Se sostiene que, si la oposición suma votos a distintos postulantes, no hay por qué darle la ventaja de no hacer lo mismo, un razonamiento que podría haberse aplicado desde 1971. Si alguien pregunta por qué antes no y ahora sí, la respuesta más obvia parece ser una que los dirigentes frenteamplistas no suelen dar: antes era posible que las aspiraciones sectoriales y la competencia interna se subordinaran a un acuerdo unitario y ahora eso ya no resulta viable. En 2010, la opción por Ana Olivera en el Plenario Departamental montevideano fue forzada por una mayoría y hubo heridos. A partir de esa experiencia, se podría haber retomado el imperativo de sacrificar intereses propios para cuidar la salud colectiva, pero se prefirió dejar de lado la candidatura única, cuando mantenerla con una postulación por auténtico consenso podría considerarse incluso conveniente desde el punto de vista electoral, para subrayar el contraste con la sumatoria de blancos y colorados en el lema Partido de la Concertación.

Hace cinco años, la multiplicidad de aspirantes no se presentó como expresión de diferencias programáticas y la candidatura de Daniel Martínez quedó descartada sin que él llegara a exponer en detalle qué quería hacer. Ahora la competencia interna tampoco se planteó como una situación originada por la existencia de propuestas distintas.

Podría haber ocurrido que, abocado el FA montevideano a la difícil tarea de definir sus objetivos para un quinto período consecutivo de gobierno departamental, hubieran surgido posiciones encontradas al respecto, o énfasis contrapuestos acerca del modo de alcanzar esas metas. Lo que pasó fue que, después de que se anunciara que Martínez lo intentaría de nuevo, se comenzó a hacer sonar el nombre de Lucía Topolansky, sin que nadie dijera con claridad si ella representaba otras iniciativas u otro modo de procurar metas comunes.

La senadora ha insistido en que no tiene especial interés en el cargo, y en que acepta ser candidata por voluntad de los sectores que la respaldan (su Movimiento de Participación Popular y, por ahora, seis integrantes más del llamado Grupo de los Ocho), sin que éstos hayan dado a conocer motivos programáticos para no acompañar a Martínez. A la vez, el apoyo a éste de su Partido Socialista (PS) y del Frente Líber Seregni (FLS) se ha transparentado como consecuencia de un acuerdo que incluye el alineamiento de ambos grupos tras la candidatura del astorista José Carlos Mahía a la Intendencia de Canelones, sin que en este caso se hayan difundido tampoco razones relacionadas con el programa.

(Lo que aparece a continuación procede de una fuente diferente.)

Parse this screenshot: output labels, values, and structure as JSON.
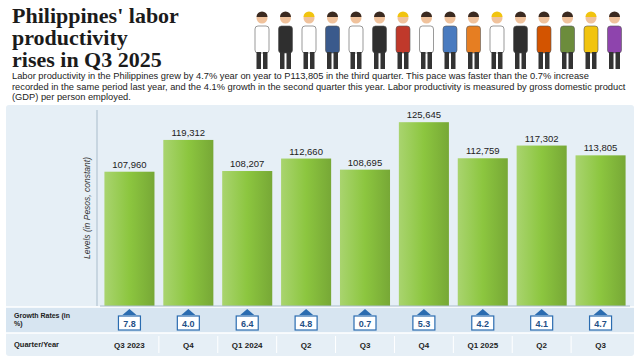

Por otra parte, el FA llegó a un consenso, sin motivos explicitados, para descartar la posibilidad de reelección de Olivera, cuyo desempeño ha sido bastante mejor que el de algunos de sus antecesores, con iniciativas bien encaminadas para solucionar varios de los principales problemas montevideanos. Si atribuyéramos los alineamientos sectoriales de hoy a cuestiones programáticas, habría que pensar que Topolansky representa el continuismo del Grupo de los Ocho, contrapuesto a una alternativa elaborada por el PS y el FLS, pero hasta ahora no hay nada a la vista para sustentar esa interpretación (que, además, implicaría demostrar la existencia de continuismo por parte de Olivera en relación con la gestión de Ricardo Ehrlich, cosa bastante difícil). Más bien da la impresión de que esos alineamientos son parte de una guerra de posiciones, cargada de importancia al inicio de un período en el que forzosamente se definirán nuevas relaciones de fuerzas. El buen o mal resultado para los montevideanos puede ser un efecto colateral.